Arcyciekawy zapis w kontrakcie Prijovicia
Bieżące dni są ostatnimi dniami Aleksandara Prijovicia w barwach PAOK-u. Za byłego zawodnika Legii Warszawa arabskie Al-Ittihad wpłaciło klauzulę wykupu w wysokości 10 mln euro i reprezentant Serbii lada moment przeniesie się do nowego zespołu. Więcej o transferze 28-latka do Arabii Saudyjskiej przeczytacie TUTAJ. Teraz natomiast przenieśmy się do tego co najważniejsze, czyli arcyciekawych rzeczy zapisanych w kontrakcie serbskiego napastnika...

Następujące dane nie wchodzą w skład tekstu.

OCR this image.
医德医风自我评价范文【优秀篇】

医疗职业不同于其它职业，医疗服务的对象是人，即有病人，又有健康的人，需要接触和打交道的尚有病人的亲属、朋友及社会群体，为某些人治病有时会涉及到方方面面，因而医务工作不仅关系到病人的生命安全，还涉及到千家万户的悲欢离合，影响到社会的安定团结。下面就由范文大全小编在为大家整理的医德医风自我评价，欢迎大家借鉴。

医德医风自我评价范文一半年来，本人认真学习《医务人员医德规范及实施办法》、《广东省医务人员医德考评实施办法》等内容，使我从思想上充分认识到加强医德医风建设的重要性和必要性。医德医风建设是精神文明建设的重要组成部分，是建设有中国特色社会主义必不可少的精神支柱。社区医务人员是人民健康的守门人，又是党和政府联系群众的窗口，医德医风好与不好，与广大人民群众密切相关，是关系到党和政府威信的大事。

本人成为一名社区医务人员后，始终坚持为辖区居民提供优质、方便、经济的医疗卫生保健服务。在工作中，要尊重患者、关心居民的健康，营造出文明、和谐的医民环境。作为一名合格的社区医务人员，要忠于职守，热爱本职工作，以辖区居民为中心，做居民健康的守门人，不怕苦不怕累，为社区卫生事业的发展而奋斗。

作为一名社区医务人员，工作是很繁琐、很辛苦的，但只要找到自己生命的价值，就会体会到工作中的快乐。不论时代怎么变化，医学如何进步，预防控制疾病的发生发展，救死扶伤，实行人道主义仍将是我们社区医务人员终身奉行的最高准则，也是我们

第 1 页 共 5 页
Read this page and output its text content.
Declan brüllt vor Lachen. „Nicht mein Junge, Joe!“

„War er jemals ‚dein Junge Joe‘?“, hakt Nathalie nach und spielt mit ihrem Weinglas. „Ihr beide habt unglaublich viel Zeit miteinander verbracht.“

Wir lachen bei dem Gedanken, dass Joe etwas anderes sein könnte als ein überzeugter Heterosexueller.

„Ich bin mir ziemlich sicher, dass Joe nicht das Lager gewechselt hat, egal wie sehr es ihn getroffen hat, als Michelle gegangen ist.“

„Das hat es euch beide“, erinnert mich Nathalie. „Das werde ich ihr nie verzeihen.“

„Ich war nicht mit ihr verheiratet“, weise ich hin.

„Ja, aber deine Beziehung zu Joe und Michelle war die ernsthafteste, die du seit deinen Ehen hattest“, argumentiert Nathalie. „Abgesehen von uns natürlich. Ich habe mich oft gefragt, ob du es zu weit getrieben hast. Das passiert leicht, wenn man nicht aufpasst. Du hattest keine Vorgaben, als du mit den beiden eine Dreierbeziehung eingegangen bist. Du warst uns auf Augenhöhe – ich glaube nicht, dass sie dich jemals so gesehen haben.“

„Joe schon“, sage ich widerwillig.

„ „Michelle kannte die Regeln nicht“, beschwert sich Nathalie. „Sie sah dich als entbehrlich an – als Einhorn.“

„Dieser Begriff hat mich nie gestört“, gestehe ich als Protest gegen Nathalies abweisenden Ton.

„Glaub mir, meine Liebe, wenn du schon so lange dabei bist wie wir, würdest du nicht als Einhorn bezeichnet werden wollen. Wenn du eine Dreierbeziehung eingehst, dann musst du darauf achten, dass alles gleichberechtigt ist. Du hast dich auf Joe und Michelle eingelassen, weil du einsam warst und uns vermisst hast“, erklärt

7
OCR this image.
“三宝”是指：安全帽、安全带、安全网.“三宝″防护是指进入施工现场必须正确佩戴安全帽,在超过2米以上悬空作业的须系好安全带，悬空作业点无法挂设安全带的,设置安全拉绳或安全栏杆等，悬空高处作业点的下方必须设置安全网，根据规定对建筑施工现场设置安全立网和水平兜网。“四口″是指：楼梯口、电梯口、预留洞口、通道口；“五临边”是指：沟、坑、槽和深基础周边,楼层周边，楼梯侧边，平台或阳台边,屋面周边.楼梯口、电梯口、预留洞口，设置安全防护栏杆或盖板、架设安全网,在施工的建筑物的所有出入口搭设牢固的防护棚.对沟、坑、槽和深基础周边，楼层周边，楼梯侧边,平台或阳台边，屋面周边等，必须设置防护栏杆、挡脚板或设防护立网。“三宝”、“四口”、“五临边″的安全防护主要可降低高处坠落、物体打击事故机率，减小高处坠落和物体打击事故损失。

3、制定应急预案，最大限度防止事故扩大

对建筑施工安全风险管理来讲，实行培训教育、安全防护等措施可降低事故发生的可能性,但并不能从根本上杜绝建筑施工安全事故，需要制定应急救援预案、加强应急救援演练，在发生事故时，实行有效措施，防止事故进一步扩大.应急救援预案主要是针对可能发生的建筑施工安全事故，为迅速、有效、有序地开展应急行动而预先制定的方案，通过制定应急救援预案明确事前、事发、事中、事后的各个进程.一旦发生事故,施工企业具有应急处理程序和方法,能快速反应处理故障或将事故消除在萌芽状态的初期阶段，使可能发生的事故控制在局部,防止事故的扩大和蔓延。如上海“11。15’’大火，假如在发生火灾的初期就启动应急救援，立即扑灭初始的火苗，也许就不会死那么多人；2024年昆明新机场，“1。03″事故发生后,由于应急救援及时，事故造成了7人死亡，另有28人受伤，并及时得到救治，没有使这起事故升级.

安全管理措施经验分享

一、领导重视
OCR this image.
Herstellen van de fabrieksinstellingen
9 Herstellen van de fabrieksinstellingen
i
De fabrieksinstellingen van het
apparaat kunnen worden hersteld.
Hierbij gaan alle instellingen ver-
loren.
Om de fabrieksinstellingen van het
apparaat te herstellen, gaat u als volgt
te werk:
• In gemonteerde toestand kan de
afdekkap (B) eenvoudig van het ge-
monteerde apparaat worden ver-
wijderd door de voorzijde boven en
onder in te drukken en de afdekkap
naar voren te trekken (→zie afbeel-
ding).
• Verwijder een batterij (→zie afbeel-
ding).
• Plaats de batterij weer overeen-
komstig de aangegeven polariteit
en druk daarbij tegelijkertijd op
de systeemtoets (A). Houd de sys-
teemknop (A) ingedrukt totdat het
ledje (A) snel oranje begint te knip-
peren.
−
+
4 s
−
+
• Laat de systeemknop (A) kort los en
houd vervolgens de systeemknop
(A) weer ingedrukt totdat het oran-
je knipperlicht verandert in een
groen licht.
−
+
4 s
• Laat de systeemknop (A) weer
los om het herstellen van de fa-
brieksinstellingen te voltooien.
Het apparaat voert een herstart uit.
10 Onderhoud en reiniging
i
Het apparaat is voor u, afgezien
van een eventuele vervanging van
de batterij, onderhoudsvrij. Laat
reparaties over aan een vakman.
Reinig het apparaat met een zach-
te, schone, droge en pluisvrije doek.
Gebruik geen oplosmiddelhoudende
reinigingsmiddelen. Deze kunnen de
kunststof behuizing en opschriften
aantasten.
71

Nie od dziś wiadomo, że niemal każdego zawodnika można przekonać za pomocą jednego prostego środka. Tym środkiem są oczywiście pieniądze i najchętniej korzystają z niego kluby z Chin, Kataru czy Arabii Saudyjskiej, czyli państw, w których przedstawiciele klubów śpią na sianie. Nie inaczej stało się i tym razem. Prawdę mówiąc to nie nie wiemy, czy były zawodnik Legii Warszawa był zainteresowany przenosinami do Arabii, czy skłoniły go do tego pieniądze. Prijović jest przecież człowiekiem i ma prawo do godnego zarobku. Zostawmy więc śledztwo dotyczące reprezentanta Serbii i przejdźmy w końcu do tego tajemniczego kontaktu.
Kontraktu, w którym znajdują się nie lada gratki. Jak się okazuje, 25 mln euro, które Prijović zarobi w przeciągu 4,5 roku, nie są jedyni pieniążkami, jakie może otrzymać. Jak podają greckie media, w kontrakcie 28-latka znalazł się również punkt, w którym zapisane są premie za zdobyte bramki i zwycięstwa. Za każde trafienie do siatki rywali były zawodnik Legii otrzyma 25 tys. euro premii, natomiast za każde zwycięstwo jego drużyny na konto Serba trafi 50 tys. euro. Zważając na to, że liga arabska jest jakieś kilka poziomów pod ligą grecką, łatwo się domyślić, że Prijović będzie się czuł w Al-Ittihad jak w raju. Chyba nikt nie ma wątpliwości, że jest on w stanie roznieść tę ligę w pył i przy tym naprawdę nieźle zarobić. Przecież w dwa lata gry w PAOK-u na swoim koncie zapisał ponad 50 bramek i chyba nikt nie ma wątpliwości, że w Arabii może być zdecydowanie lepiej. W skrócie - taki to pożyje.